Anak-anak di Afrika, Asia, dan Amerika Latin yang bahkan tidak tahu di letak negara Iran atau Israel, akan mati kelaparan dan kedinginan karena keserakahan dan ego para pemimpin di belahan dunia lain. Ini adalah ketidakadilan kosmik yang paling besar. Ekonomi global yang dibangun selama berabad-abad akan hancur lebur dalam hitungan hari, meninggalkan kekacauan yang tidak akan bisa dipulihkan dalam satu generasi.
III. Mandat PBB: Melawan Ego Adidaya demi Kebenaran Absolut
Pertanyaan filosofis yang paling mendasar kini muncul: Bukankah PBB dibentuk untuk menjamin perdamaian dunia?
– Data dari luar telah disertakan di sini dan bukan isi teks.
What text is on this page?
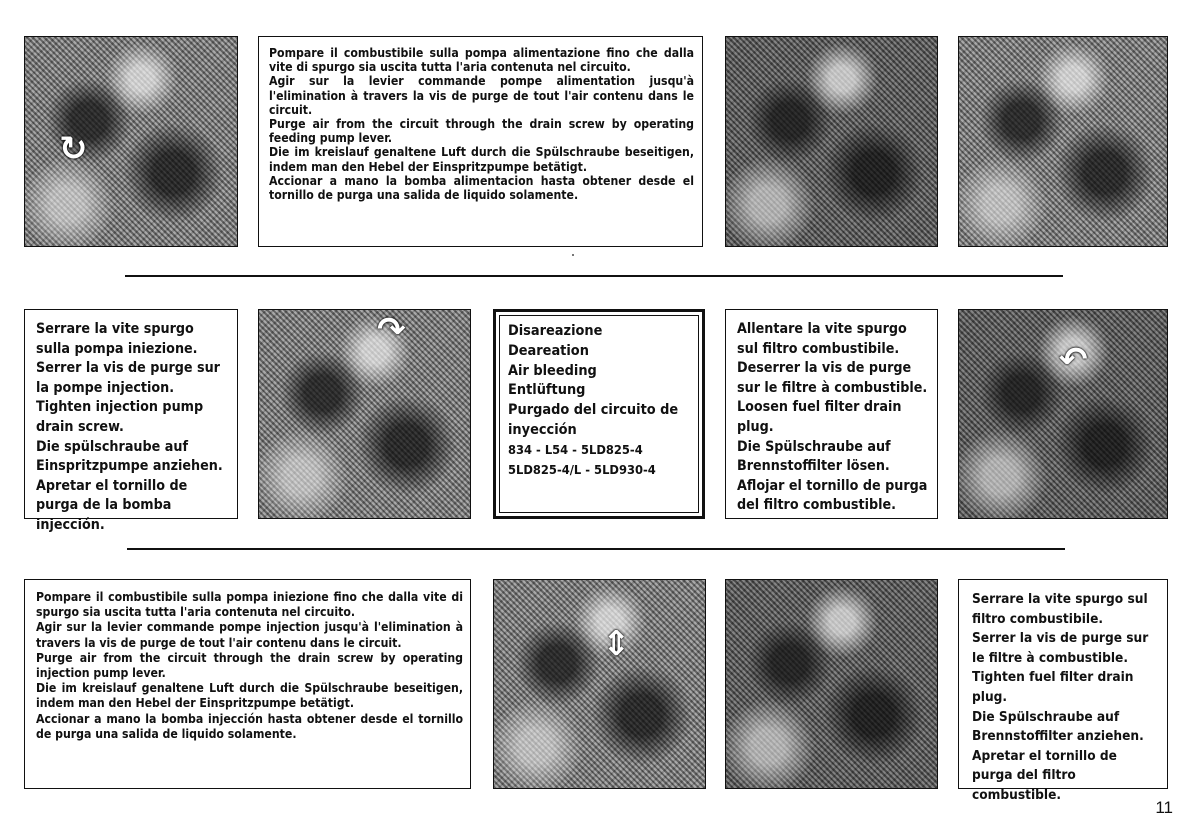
↻
Pompare il combustibile sulla pompa alimentazione fino che dalla vite di spurgo sia uscita tutta l'aria contenuta nel circuito.
Agir sur la levier commande pompe alimentation jusqu'à l'elimination à travers la vis de purge de tout l'air contenu dans le circuit.
Purge air from the circuit through the drain screw by operating feeding pump lever.
Die im kreislauf genaltene Luft durch die Spülschraube beseitigen, indem man den Hebel der Einspritzpumpe betätigt.
Accionar a mano la bomba alimentacion hasta obtener desde el tornillo de purga una salida de liquido solamente.
Serrare la vite spurgo sulla pompa iniezione.
Serrer la vis de purge sur la pompe injection.
Tighten injection pump drain screw.
Die spülschraube auf Einspritzpumpe anziehen.
Apretar el tornillo de purga de la bomba injección.
↷	Disareazione
Deareation
Air bleeding
Entlüftung
Purgado del circuito de inyección
834 - L54 - 5LD825-4
5LD825-4/L - 5LD930-4
Allentare la vite spurgo sul filtro combustibile.
Deserrer la vis de purge sur le filtre à combustible.
Loosen fuel filter drain plug.
Die Spülschraube auf Brennstoffilter lösen.
Aflojar el tornillo de purga del filtro combustible.
↶
Pompare il combustibile sulla pompa iniezione fino che dalla vite di spurgo sia uscita tutta l'aria contenuta nel circuito.
Agir sur la levier commande pompe injection jusqu'à l'elimination à travers la vis de purge de tout l'air contenu dans le circuit.
Purge air from the circuit through the drain screw by operating injection pump lever.
Die im kreislauf genaltene Luft durch die Spülschraube beseitigen, indem man den Hebel der Einspritzpumpe betätigt.
Accionar a mano la bomba injección hasta obtener desde el tornillo de purga una salida de liquido solamente.
⇕
Serrare la vite spurgo sul filtro combustibile.
Serrer la vis de purge sur le filtre à combustible.
Tighten fuel filter drain plug.
Die Spülschraube auf Brennstoffilter anziehen.
Apretar el tornillo de purga del filtro combustible.
11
Piagam PBB adalah kontrak sosial tertinggi umat manusia yang menyatakan bahwa kekuasaan absolut tidak boleh dimiliki oleh satu negara pun, dan bahwa hukum kekuatan harus digantikan oleh kekuatan hukum. Namun, ironi yang menyedihkan terjadi ketika lembaga ini sering kali terlihat lumpuh hanya karena takut berhadapan dengan ego negara adidaya seperti Amerika Serikat.
Ini adalah momen kebenaran. PBB tidak boleh tunduk pada hegemoni atau tekanan politik. PBB harus berani menjadi penjaga Rasio dan Keadilan. Jika PBB membiarkan satu atau dua negara menentukan nasib seluruh umat manusia berdasarkan kepentingan nasional yang sempit, maka organisasi ini telah gagal dalam eksistensinya, dan sejarah akan mencatatnya sebagai saksi bisu atas kematian peradaban.
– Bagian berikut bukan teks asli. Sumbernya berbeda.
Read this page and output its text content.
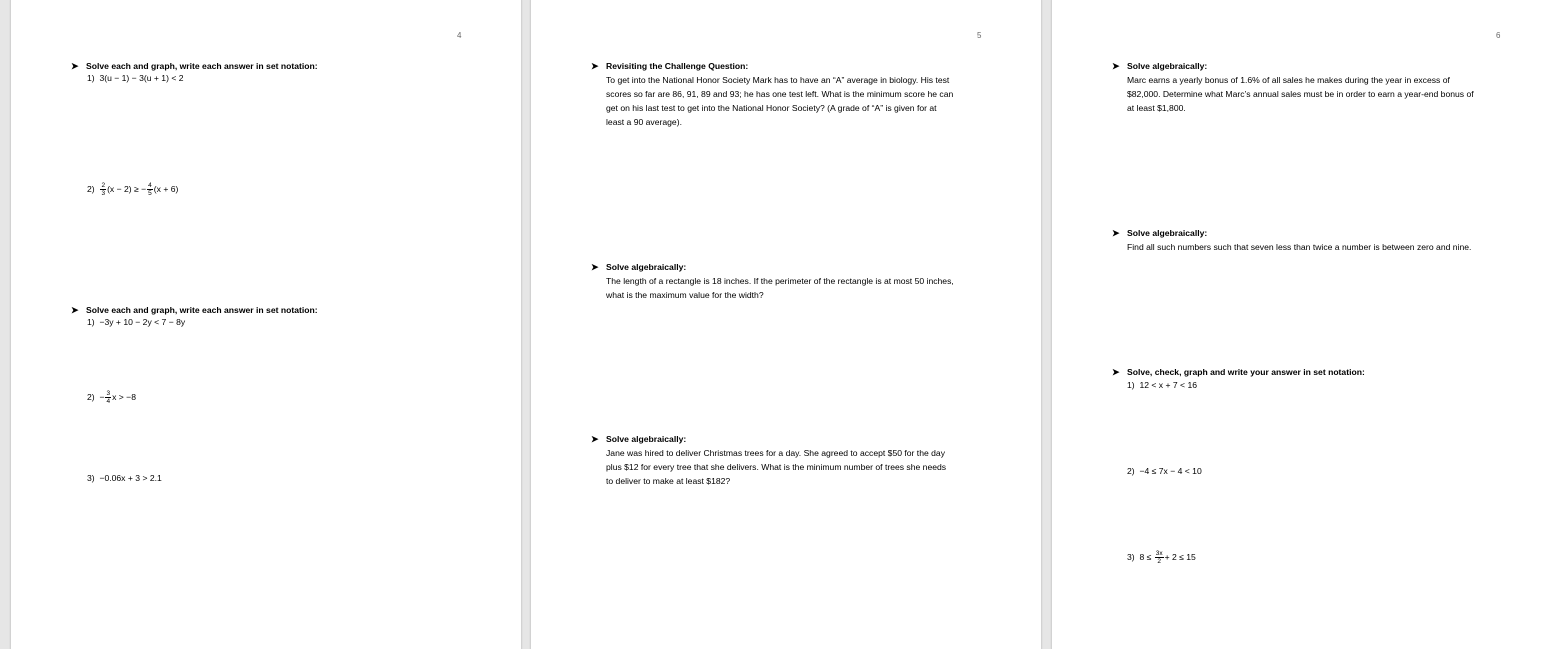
4
➤ Solve each and graph, write each answer in set notation:
1) 3(u − 1) − 3(u + 1) < 2
$2) \frac{2}{3} (x - 2)$ ≥ − $\frac{4}{5} (x + 6)$
➤ Solve each and graph, write each answer in set notation:
1) −3y + 10 − 2y < 7 − 8y
$2) - \frac{3}{4}$ x > −8
3) −0.06x + 3 > 2.1
5
➤ Revisiting the Challenge Question:
To get into the National Honor Society Mark has to have an “A” average in biology. His test
scores so far are 86, 91, 89 and 93; he has one test left. What is the minimum score he can
get on his last test to get into the National Honor Society? (A grade of “A” is given for at
least a 90 average).
➤ Solve algebraically:
The length of a rectangle is 18 inches. If the perimeter of the rectangle is at most 50 inches,
what is the maximum value for the width?
➤ Solve algebraically:
Jane was hired to deliver Christmas trees for a day. She agreed to accept $50 for the day
plus $12 for every tree that she delivers. What is the minimum number of trees she needs
to deliver to make at least $182?
6
➤ Solve algebraically:
Marc earns a yearly bonus of 1.6% of all sales he makes during the year in excess of
$82,000. Determine what Marc’s annual sales must be in order to earn a year-end bonus of
at least $1,800.
➤ Solve algebraically:
Find all such numbers such that seven less than twice a number is between zero and nine.
➤ Solve, check, graph and write your answer in set notation:
1) 12 < x + 7 < 16
2) −4 ≤ 7x − 4 < 10
3) $8 \le \frac{3x}{2} + 2 \le 15$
Kita tidak boleh membiarkan logika kekuatan mengalahkan kekuatan logika. Amerika Serikat, atau negara manapun, tidak memiliki hak ilahi untuk menjadi hakim, juri, dan algojo yang menentukan siapa yang hidup dan siapa yang mati. Kedaulatan setiap negara harus dihormati, namun di atas segalanya, ada Hukum Kemanusiaan Universal yang tidak boleh dilanggar oleh siapapun.
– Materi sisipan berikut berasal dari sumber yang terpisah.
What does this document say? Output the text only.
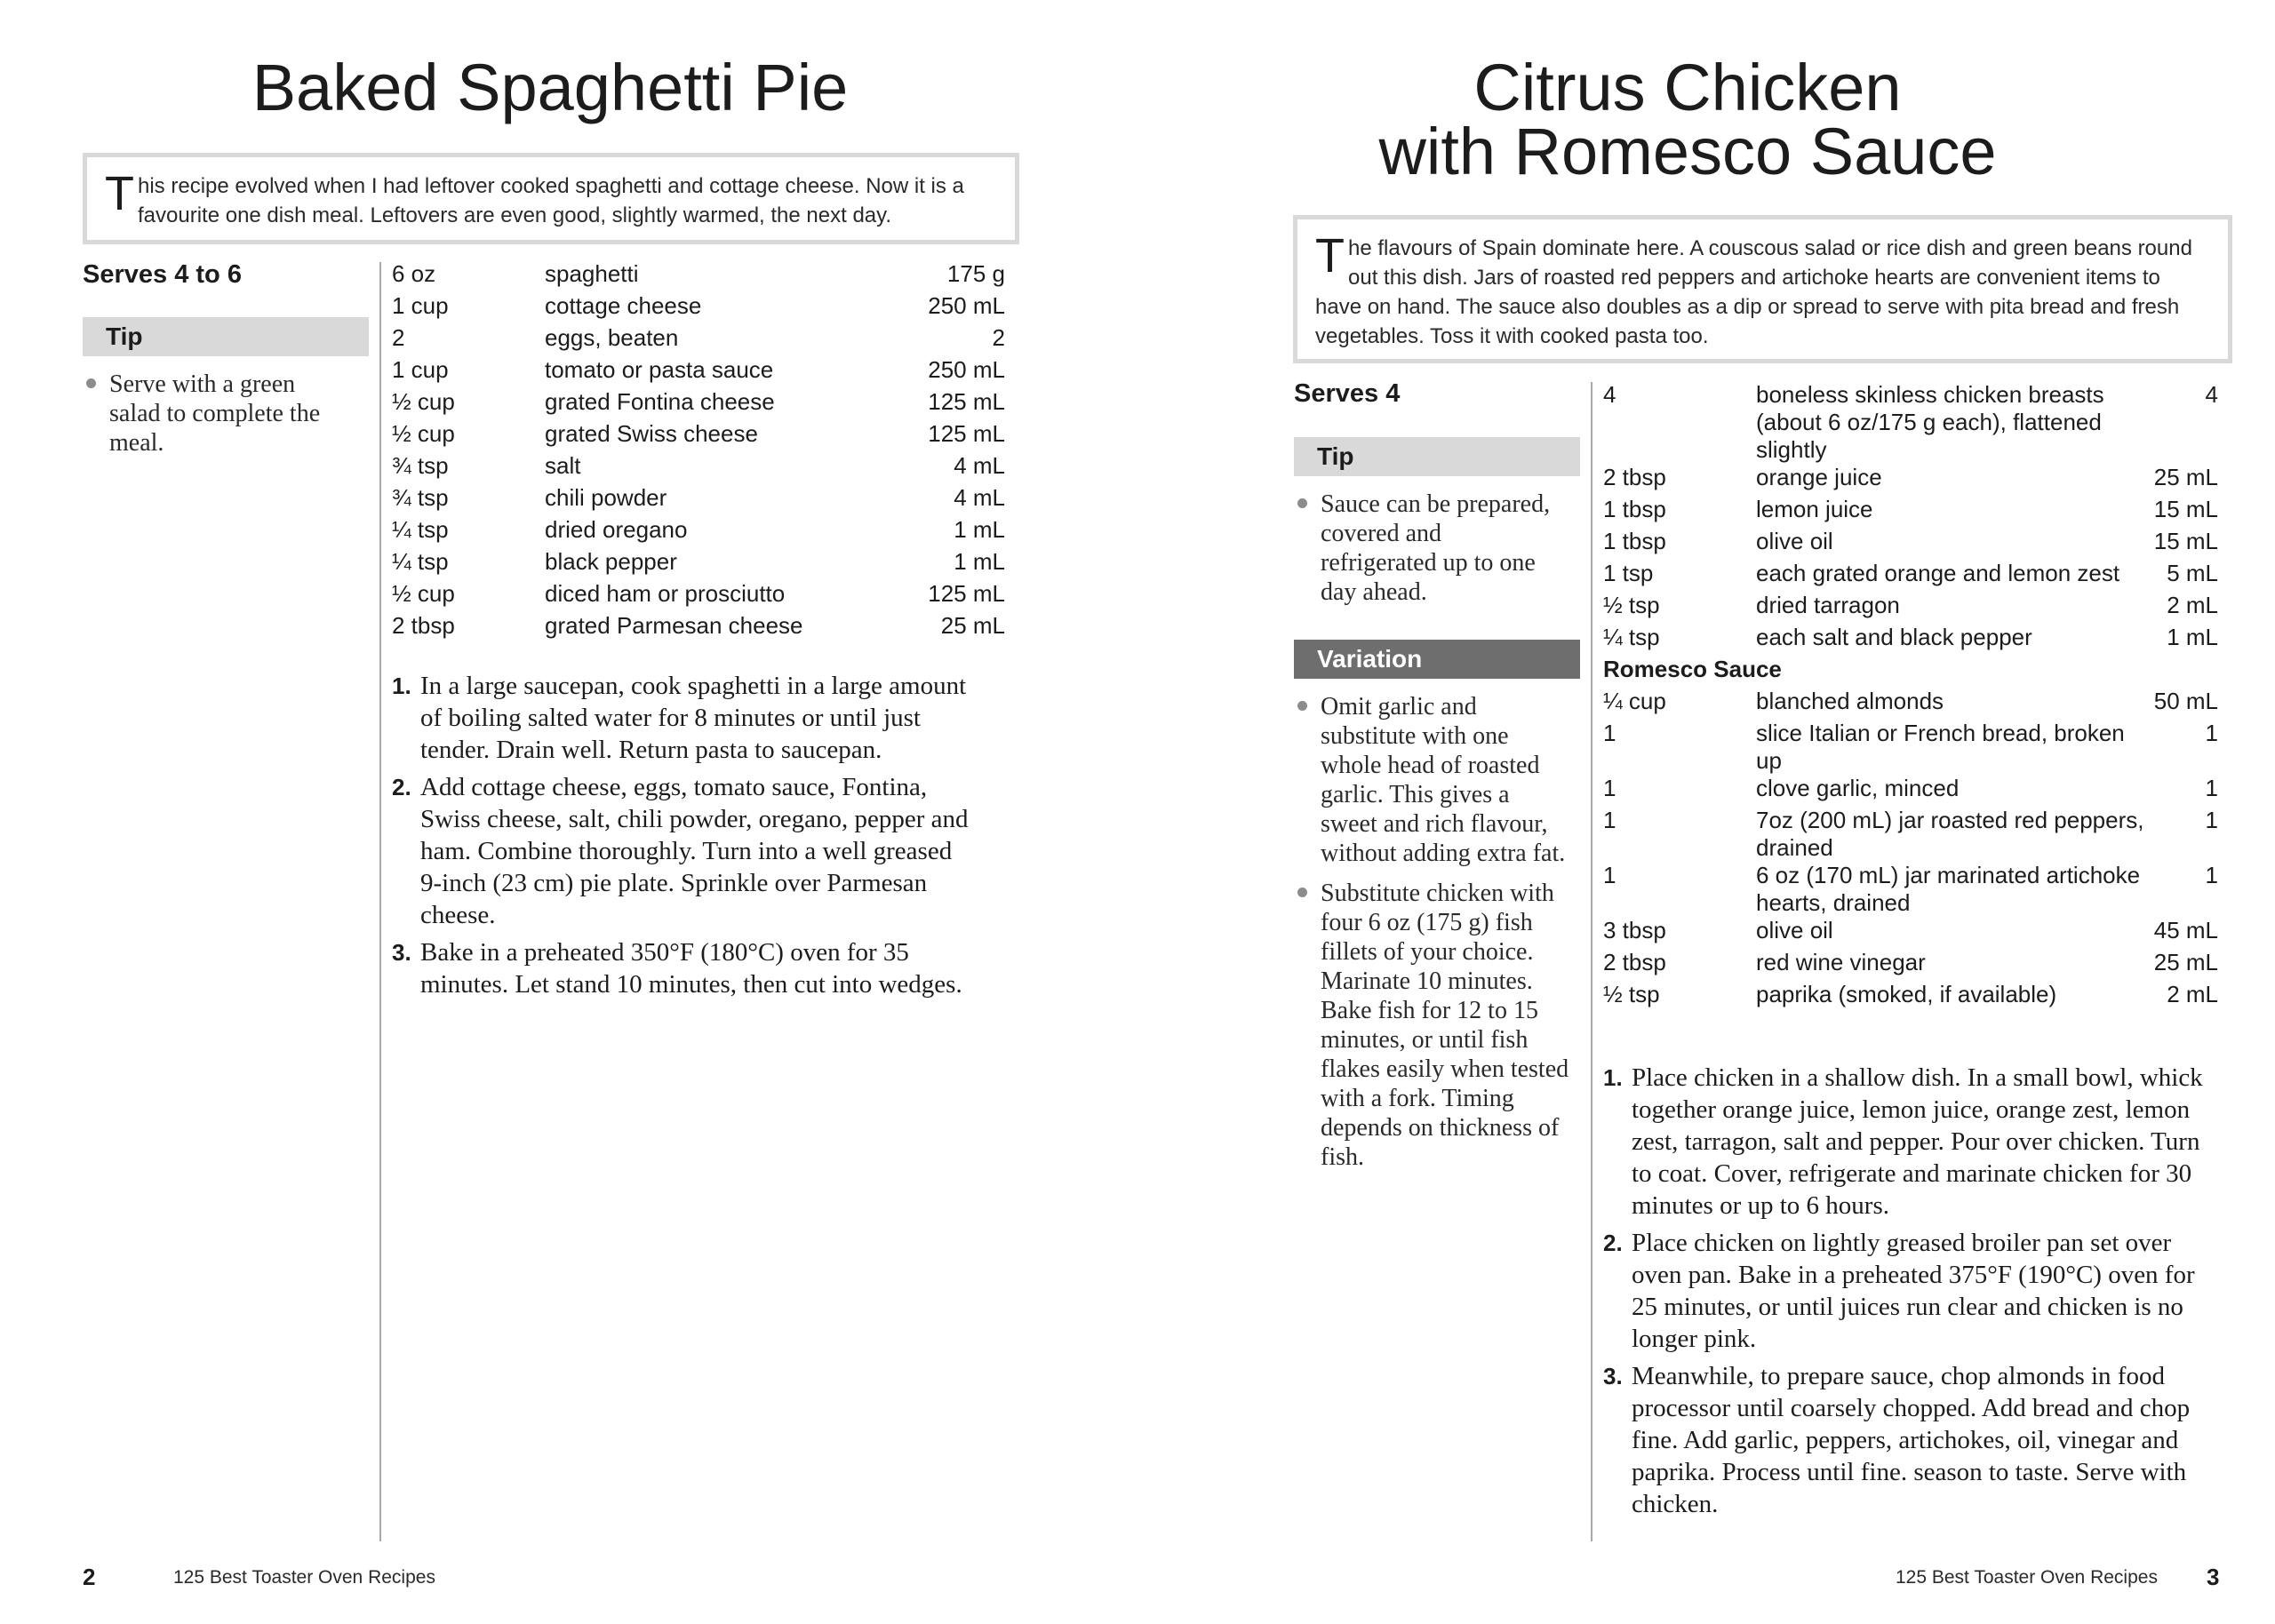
Baked Spaghetti Pie
This recipe evolved when I had leftover cooked spaghetti and cottage cheese. Now it is a favourite one dish meal. Leftovers are even good, slightly warmed, the next day.
Serves 4 to 6
Tip
Serve with a green salad to complete the meal.
6 oz	spaghetti	175 g
1 cup	cottage cheese	250 mL
2	eggs, beaten	2
1 cup	tomato or pasta sauce	250 mL
½ cup	grated Fontina cheese	125 mL
½ cup	grated Swiss cheese	125 mL
¾ tsp	salt	4 mL
¾ tsp	chili powder	4 mL
¼ tsp	dried oregano	1 mL
¼ tsp	black pepper	1 mL
½ cup	diced ham or prosciutto	125 mL
2 tbsp	grated Parmesan cheese	25 mL
1. In a large saucepan, cook spaghetti in a large amount of boiling salted water for 8 minutes or until just tender. Drain well. Return pasta to saucepan.
2. Add cottage cheese, eggs, tomato sauce, Fontina, Swiss cheese, salt, chili powder, oregano, pepper and ham. Combine thoroughly. Turn into a well greased 9-inch (23 cm) pie plate. Sprinkle over Parmesan cheese.
3. Bake in a preheated 350°F (180°C) oven for 35 minutes. Let stand 10 minutes, then cut into wedges.
2	125 Best Toaster Oven Recipes
Citrus Chicken
with Romesco Sauce
The flavours of Spain dominate here. A couscous salad or rice dish and green beans round out this dish. Jars of roasted red peppers and artichoke hearts are convenient items to have on hand. The sauce also doubles as a dip or spread to serve with pita bread and fresh vegetables. Toss it with cooked pasta too.
Serves 4
Tip
Sauce can be prepared, covered and refrigerated up to one day ahead.
Variation
Omit garlic and substitute with one whole head of roasted garlic. This gives a sweet and rich flavour, without adding extra fat.
Substitute chicken with four 6 oz (175 g) fish fillets of your choice. Marinate 10 minutes. Bake fish for 12 to 15 minutes, or until fish flakes easily when tested with a fork. Timing depends on thickness of fish.
4	boneless skinless chicken breasts (about 6 oz/175 g each), flattened slightly	4
2 tbsp	orange juice	25 mL
1 tbsp	lemon juice	15 mL
1 tbsp	olive oil	15 mL
1 tsp	each grated orange and lemon zest	5 mL
½ tsp	dried tarragon	2 mL
¼ tsp	each salt and black pepper	1 mL
Romesco Sauce		
¼ cup	blanched almonds	50 mL
1	slice Italian or French bread, broken up	1
1	clove garlic, minced	1
1	7oz (200 mL) jar roasted red peppers, drained	1
1	6 oz (170 mL) jar marinated artichoke hearts, drained	1
3 tbsp	olive oil	45 mL
2 tbsp	red wine vinegar	25 mL
½ tsp	paprika (smoked, if available)	2 mL
1. Place chicken in a shallow dish. In a small bowl, whick together orange juice, lemon juice, orange zest, lemon zest, tarragon, salt and pepper. Pour over chicken. Turn to coat. Cover, refrigerate and marinate chicken for 30 minutes or up to 6 hours.
2. Place chicken on lightly greased broiler pan set over oven pan. Bake in a preheated 375°F (190°C) oven for 25 minutes, or until juices run clear and chicken is no longer pink.
3. Meanwhile, to prepare sauce, chop almonds in food processor until coarsely chopped. Add bread and chop fine. Add garlic, peppers, artichokes, oil, vinegar and paprika. Process until fine. season to taste. Serve with chicken.
125 Best Toaster Oven Recipes 3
IV. Kesimpulan: Pilihan Antara Kebijaksanaan dan Kepunahan
Oleh karena itu, seruan ini adalah seruan akal budi dan nurani:
PBB HARUS SEGERA MEMANGGIL AMERIKA SERIKAT, ISRAEL, DAN IRAN.
Paksa mereka untuk duduk, berdialog, dan menurunkan tensi. Jangan biarkan api permusuhan memakan seluruh hutan dunia. Gunakan seluruh otoritas moral dan politik untuk mencegah pemicuan senjata nuklir yang akan menjadi awal dari akhir sejarah kita.
Ingatlah, perang dunia ketiga mungkin akan dimulai di Timur Tengah, tetapi apinya akan membakar seluruh planet. Jika kita gagal mencegahnya, maka generasi mendatang tidak akan ada untuk menulis sejarah, karena mereka akan menjadi debu bersama sisa-sisa peradaban yang hancur.
PBB, bangkitlah! Jangan kalah oleh ego. Tunjukkan bahwa perdamaian adalah cita-cita yang lebih kuat daripada ancaman bom. Selamatkan bumi, selamatkan manusia, selamatkan masa depan sebelum terlambat selamanya.